USDA authorities initiated a recall of 10,000 pounds of meat that may have contained tissue from the infected cow earlier this week, and efforts to track it down have revealed it went to grocery stores in eight different states and Guam, said Kenneth Petersen from USDA's Food Safety and Inspection Service.
Authorities said yesterday the meat had been distributed to Oregon, Washington, Nevada and California. New information indicates limited amounts also went to Alaska, Montana Hawaii, Idaho and Guam.
Some of the meat may have already been consumed, but Petersen said it was safe. "The recall was initiated out of an abundance of caution," he said. "We remain confident in the safety of these beef products ... and will continue to verify the distribution of all products related to recall."
However, surveys from the USDA's own Food Safety and Inspection Service going as far back as 1997 have found bits of spinal cord -which can carry the mad cow infectious agent - in meat processed by machines called advanced meat recovery systems. The infectious agent, known as a prion, can infect humans and cause a fatal brain-wasting condition called variant Creutzfeldt-Jakob disease.
The spinal tissue was thought to have been introduced into the meat in part due to the routine practice of splitting open the animal's spine during processing. Petersen said the Washington cow's spine had been split open prior to removing it from the carcass.
In 1997, after finding spinal cord tissue in ARM processed beef, the FSIS concluded: "The presence of spinal cord in meat is not expected and cannot be allowed in product produced through AMR systems" due to concerns about transmitting mad cow disease to humans.
The FSIS began to test AMR produced meat for spinal tissue in March of this year after a 2002 survey of 34 establishments producing beef products from AMR systems found that 35 percent of the samples contained spinal cord and other central nervous system-associated tissues such as dorsal root ganglia.
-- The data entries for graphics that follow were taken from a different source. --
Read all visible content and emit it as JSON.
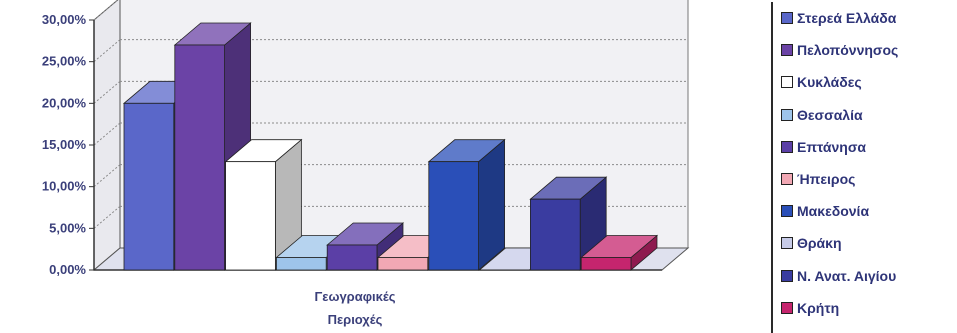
{
  "chart_data": {
    "type": "bar",
    "three_d": true,
    "xlabel": "Γεωγραφικές Περιοχές",
    "xlabel_lines": [
      "Γεωγραφικές",
      "Περιοχές"
    ],
    "ylabel": "",
    "ylim": [
      0,
      30
    ],
    "y_ticks": [
      "0,00%",
      "5,00%",
      "10,00%",
      "15,00%",
      "20,00%",
      "25,00%",
      "30,00%"
    ],
    "grid": true,
    "legend_position": "right",
    "series": [
      {
        "name": "Στερεά Ελλάδα",
        "value": 20.0,
        "color": "#5a67c9"
      },
      {
        "name": "Πελοπόννησος",
        "value": 27.0,
        "color": "#6b43a6"
      },
      {
        "name": "Κυκλάδες",
        "value": 13.0,
        "color": "#ffffff"
      },
      {
        "name": "Θεσσαλία",
        "value": 1.5,
        "color": "#9ec4ea"
      },
      {
        "name": "Επτάνησα",
        "value": 3.0,
        "color": "#5b3fa6"
      },
      {
        "name": "Ήπειρος",
        "value": 1.5,
        "color": "#f2a8b4"
      },
      {
        "name": "Μακεδονία",
        "value": 13.0,
        "color": "#2a4fb8"
      },
      {
        "name": "Θράκη",
        "value": 0.0,
        "color": "#c7cbe8"
      },
      {
        "name": "Ν. Ανατ. Αιγίου",
        "value": 8.5,
        "color": "#3a3ca0"
      },
      {
        "name": "Κρήτη",
        "value": 1.5,
        "color": "#c5256e"
      }
    ]
  }
}
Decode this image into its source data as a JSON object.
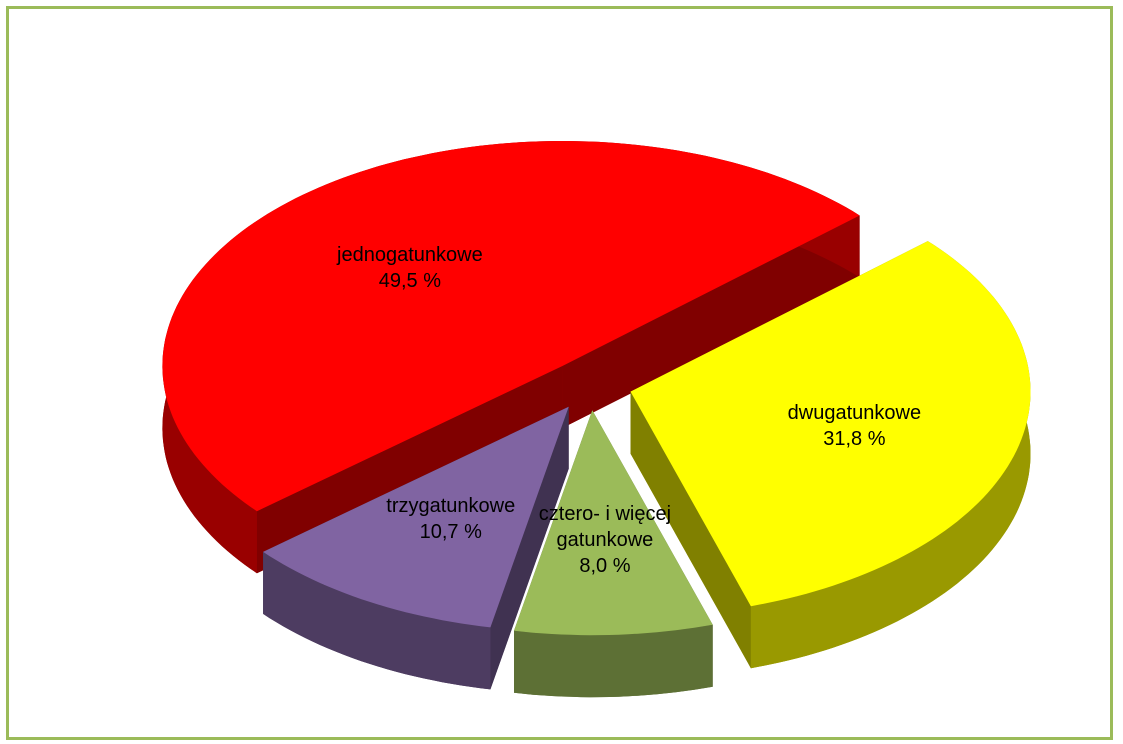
{
  "chart_data": {
    "type": "pie",
    "categories": [
      "dwugatunkowe",
      "cztero- i więcej gatunkowe",
      "trzygatunkowe",
      "jednogatunkowe"
    ],
    "values": [
      31.8,
      8.0,
      10.7,
      49.5
    ],
    "value_labels": [
      "31,8 %",
      "8,0 %",
      "10,7 %",
      "49,5 %"
    ],
    "colors": [
      "#ffff00",
      "#9bbb59",
      "#8064a2",
      "#ff0000"
    ]
  }
}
The agency noted in a report released in February spinal cord and dorsal spinal nerve root ganglia "have been identified in the Harvard BSE Risk Assessment (2002) as specific risk materials for bovine spongiform encephalopathy (BSE)."
Regarding changes to the mad cow surveillance program, DeHaven did not elaborate on what types of modifications are being considered for the feed ban.
Feed manufacturing firms have violated the ban since it first went into effect in 1997, and the Food and Drug Administration was sharply criticized for its lack of enforcement of the ban in reports from the General Accounting Office, including one issued just last year.
The FDA said compliance rates are now near 99 percent.
DeHaven said the kinds of changes being considered for mad cow testing include whether the U.S. should increase the number of animals it tests or modify the population of animals it targets for testing.
Critics of the USDA's testing regime have insisted it does not test enough animals to ensure that all the mad cow cases in U.S. herds are detected.
Up until now, the USDA has been reluctant to use the so-called rapid test, which the United Kingdom and other European countries began using after mad cow was first detected there in the 1980s.
The rapid test, which yields results overnight, allows for screening thousands to millions of cattle per year. At present, the USDA, using a slower test called the immunohistochemistry test that can take eight days to produce results, screens only 20,000 cattle out of the more than 30 million slaughtered annually.
Some European countries tested hundreds of thousands of cattle before they detected the disease in their herds and Japan screens every animal slaughtered.